Muslim parents in both towns believe that official RE programmes encourage an overly academic view and are inappropriate for primary pupils.
They have caused alarm among RE professionals, however, who believe the subject will disappear if it is seen as a means of inculcating faith. "If too many people opt out of the official syllabuses, RE will be lost to schools altogether," said Stephen Orchard, of the Professional Council for Religious Education.
"Religious education should not be about making pupils members of faith groups. That is divisive. The point is to help children understand people from other religions as well as their own."
But Mohamed Mukadam, a parent governor at Birchfield, where 70 per cent of the pupils are Muslim, said: "We found the children getting confused because they were being told one thing at home and another at school.
"What we have done here makes sense and accomplishes what the Government wanted in improving moral and spiritual development. Whatever your faith, you have a right to get it across to your child."

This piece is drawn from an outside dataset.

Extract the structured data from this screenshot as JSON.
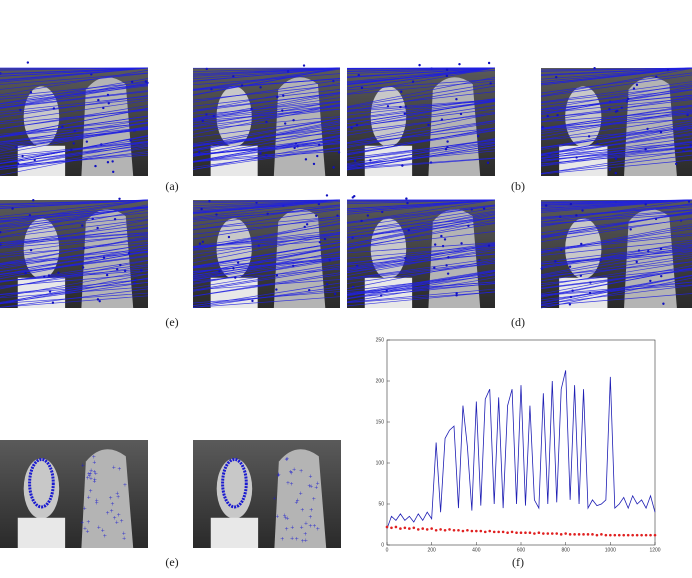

"If you want your child to know about other faiths, that can happen in secondary school."
The new religious education course at Birchfield is being taught by an Islamic scholar and teacher training graduate from the City's West Hill College, which runs a specialist Muslim course. It has the approval of both the education authority and the local Standing Advisory Council for Religious Education.
The point of difference, according to Mr Mukadam, a college lecturer, is that the children will learn that Islam is the true faith. Nonetheless, the school says, it will meet legal requirements. Head Andrew Saunders said: "RE takes place on joint themes for all religions within the school. There is a common plan, delivering a multi-faith element."
The children's class teachers will continue to teach RE as before, an option some Muslim parents have taken. Mr Mukadam said that, while the law is flexible in theory, in practice it often encourages "a spectator view of faith".
There is confusion about whether the Birchfield parents have formally withdrawn from official lessons. Mr Mukadam says they have done so, as is their legal right. Birmingham education authority says that they have not withdrawn, and that Birchfield must continue to follow legal requirements.